Arm of Mediterranean Sea bet. Greece and Turkey; ab. 400 mi. (644 km.) long by 200 mi. (322 km.) wide. It was the center of earliest European civilization, formerly called Mycenean or Minoan but in broader aspects now termed Aegean (c. 3000–1100 b.c.).


Summary Article: Aegean Sea from The Columbia Encyclopedia

(Gr. Aigaion Pelagos, Turkish Ege Denizi,) arm of the Mediterranean Sea, c.400 mi (640 km) long and 200 mi (320 km) wide, off SE Europe between Greece and Turkey; Crete and Rhodes mark its southern limit. Irregular in shape, it is dotted with islands, most of which belong to Greece; they include évvoia, the Sporades, the Cyclades, Sámos, Khíos, Lesbos, Thásos, and the Dodecanese. The Aegean Sea's greatest depths (more than 11,600 ft/3,540 m) are found E of Crete. The Dardanelles strait connects the Aegean Sea with the Sea of Marmara and the Black Sea.)

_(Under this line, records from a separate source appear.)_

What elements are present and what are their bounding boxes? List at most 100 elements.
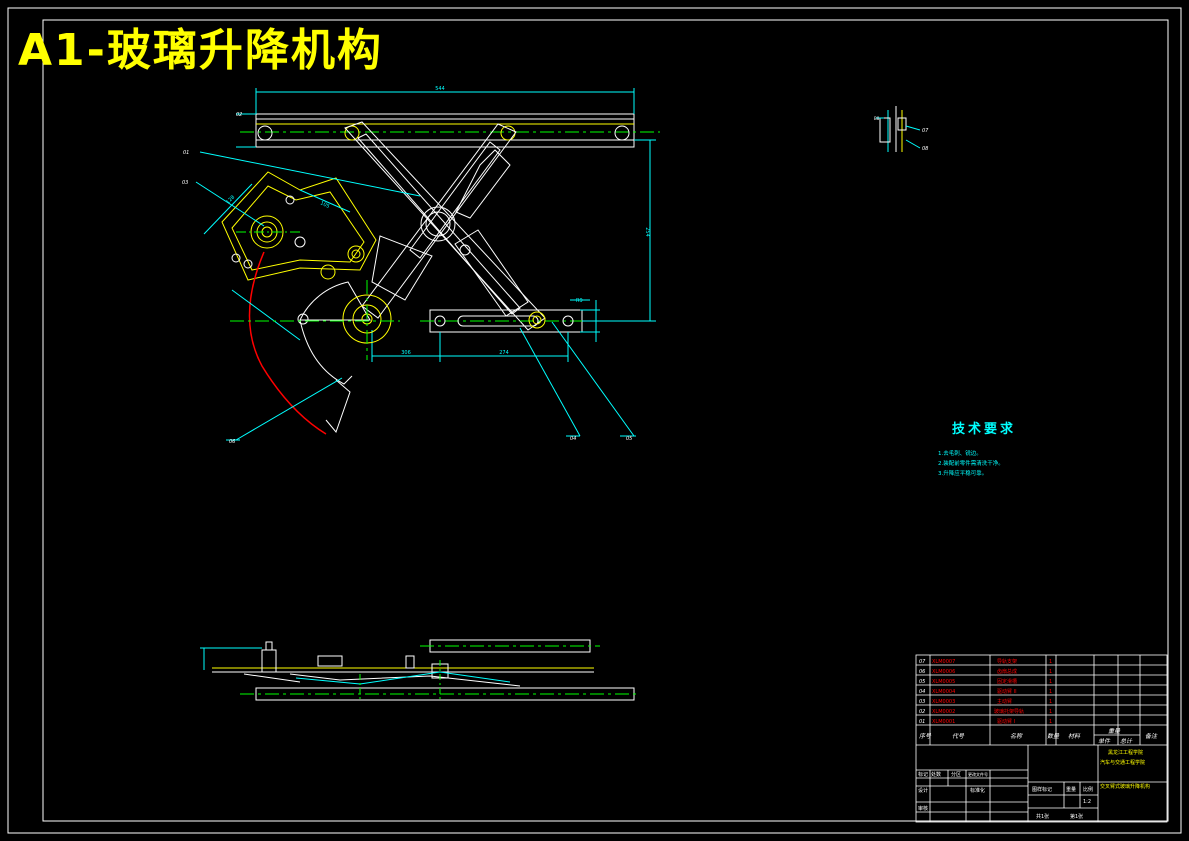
tech-note: 2.装配前零件需清洗干净。	[938, 461, 1004, 467]
balloon-07: 07	[922, 128, 929, 134]
part-code: XLM0002	[932, 709, 955, 715]
part-no: 03	[919, 699, 925, 705]
header-qty: 数量	[1047, 732, 1060, 740]
header-unit: 单件	[1098, 737, 1111, 745]
tb-label-sign: 图样标记	[1032, 786, 1052, 793]
part-name: 驱动臂 II	[997, 688, 1017, 695]
dim-motor-a: 128	[225, 194, 236, 205]
tb-label-mark: 标记	[918, 771, 928, 778]
balloon-05: 05	[626, 436, 632, 442]
balloon-01: 01	[183, 150, 189, 156]
part-name: 固定滑槽	[997, 678, 1017, 685]
dim-motor-b: 105	[319, 200, 330, 209]
header-material: 材料	[1068, 732, 1081, 740]
motor-housing	[221, 171, 377, 281]
balloon-06: 06	[229, 439, 235, 445]
part-no: 04	[919, 689, 925, 695]
tb-label-count: 处数	[931, 771, 941, 778]
parts-table-rows: 07 XLM0007 导轨支架 1 06 XLM0006 齿扇总成 1 05 X…	[919, 658, 1052, 725]
part-code: XLM0001	[932, 719, 955, 725]
dim-bottom-b: 274	[499, 350, 509, 356]
tb-label-standard: 标准化	[970, 787, 985, 794]
dim-vertical: 254	[644, 227, 650, 237]
header-weight: 重量	[1108, 728, 1121, 735]
detail-view: B8	[874, 106, 921, 152]
tb-label-weight: 重量	[1066, 786, 1076, 793]
part-code: XLM0005	[932, 679, 955, 685]
balloon-04: 04	[570, 436, 576, 442]
tech-requirements-notes: 1.去毛刺、锐边。 2.装配前零件需清洗干净。 3.升降应平稳可靠。	[938, 449, 1016, 479]
part-qty: 1	[1049, 719, 1052, 725]
balloon-08: 08	[922, 146, 928, 152]
title-drawing-name: 交叉臂式玻璃升降机构	[1100, 783, 1150, 790]
side-view	[200, 639, 640, 701]
part-code: XLM0003	[932, 699, 955, 705]
header-no: 序号	[919, 732, 932, 740]
tb-label-review: 审核	[918, 805, 928, 812]
balloon-labels: 01 02 03 04 05 06 07 08	[182, 112, 929, 445]
part-qty: 1	[1049, 669, 1052, 675]
header-code: 代号	[952, 733, 965, 740]
table-row: 03 XLM0003 主动臂 1	[919, 698, 1052, 705]
drive-arm-2	[361, 123, 517, 319]
part-name: 主动臂	[997, 698, 1012, 705]
part-qty: 1	[1049, 659, 1052, 665]
part-no: 07	[919, 659, 926, 665]
part-code: XLM0007	[932, 659, 955, 665]
header-remark: 备注	[1145, 732, 1158, 740]
part-qty: 1	[1049, 709, 1052, 715]
parts-table-grid	[915, 654, 1168, 823]
tech-requirements: 技术要求 1.去毛刺、锐边。 2.装配前零件需清洗干净。 3.升降应平稳可靠。	[938, 418, 1016, 479]
parts-table-header: 序号 代号 名称 数量 材料 单件 总计 重量 备注	[919, 728, 1158, 745]
table-row: 02 XLM0002 玻璃托架导轨 1	[919, 708, 1052, 715]
tb-label-zone: 分区	[951, 771, 961, 778]
dim-bottom-a: 306	[401, 350, 411, 356]
part-name: 齿扇总成	[997, 668, 1017, 675]
tb-scale: 1:2	[1083, 799, 1091, 805]
table-row: 04 XLM0004 驱动臂 II 1	[919, 688, 1052, 695]
part-no: 05	[919, 679, 925, 685]
part-code: XLM0004	[932, 689, 955, 695]
part-no: 02	[919, 709, 925, 715]
table-row: 05 XLM0005 固定滑槽 1	[919, 678, 1052, 685]
part-qty: 1	[1049, 689, 1052, 695]
title-school: 黑龙江工程学院	[1108, 749, 1143, 756]
part-name: 驱动臂 I	[997, 718, 1015, 725]
part-name: 玻璃托架导轨	[994, 708, 1024, 715]
tech-note: 1.去毛刺、锐边。	[938, 451, 982, 457]
table-row: 06 XLM0006 齿扇总成 1	[919, 668, 1052, 675]
tb-label-design: 设计	[918, 787, 928, 794]
tech-note: 3.升降应平稳可靠。	[938, 471, 988, 477]
part-name: 导轨支架	[997, 658, 1017, 665]
tech-requirements-title: 技术要求	[952, 422, 1017, 437]
balloon-03: 03	[182, 180, 188, 186]
dimension-labels: 544 254 306 274 R9 128 105	[225, 86, 650, 356]
svg-text:B8: B8	[874, 116, 880, 121]
balloon-02: 02	[236, 112, 242, 118]
title-block: 黑龙江工程学院 汽车与交通工程学院 交叉臂式玻璃升降机构 标记 处数 分区 更改…	[918, 749, 1150, 820]
tb-label-sheets: 共1张	[1036, 813, 1049, 820]
drive-arm-1	[344, 121, 546, 331]
title-dept: 汽车与交通工程学院	[1100, 759, 1145, 766]
drawing-title: A1-玻璃升降机构	[18, 25, 383, 76]
part-qty: 1	[1049, 679, 1052, 685]
header-name: 名称	[1010, 732, 1023, 740]
table-row: 07 XLM0007 导轨支架 1	[919, 658, 1052, 665]
part-no: 06	[919, 669, 925, 675]
dim-top-length: 544	[435, 86, 445, 92]
tb-label-sheet: 第1张	[1070, 813, 1083, 820]
dim-slot: R9	[576, 298, 583, 304]
sector-arc	[248, 251, 327, 435]
part-no: 01	[919, 719, 925, 725]
tb-label-change: 更改文件号	[968, 771, 988, 777]
outer-frame	[7, 7, 1182, 834]
part-qty: 1	[1049, 699, 1052, 705]
main-view	[195, 88, 660, 441]
part-code: XLM0006	[932, 669, 955, 675]
top-rail	[255, 113, 635, 148]
inner-frame	[42, 19, 1169, 822]
header-total: 总计	[1120, 737, 1133, 745]
table-row: 01 XLM0001 驱动臂 I 1	[919, 718, 1052, 725]
tb-label-scale: 比例	[1083, 786, 1093, 793]
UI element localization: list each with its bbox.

Sardines and sponges taken from the Aegean are economically important. There has been considerable tension between Greece and Turkey since the 1970s over oil deposits and mineral rights in the Aegean. The name Aegean has been variously derived from Aegae, a city of évvoia; from Aegeus, father of Theseus, who drowned himself in the sea believing his son had been slain by the Minotaur; and from Aegea, an Amazon queen who drowned in it. The sea's ancient name, Archipelago, now applies to its islands and, generally, to any island group.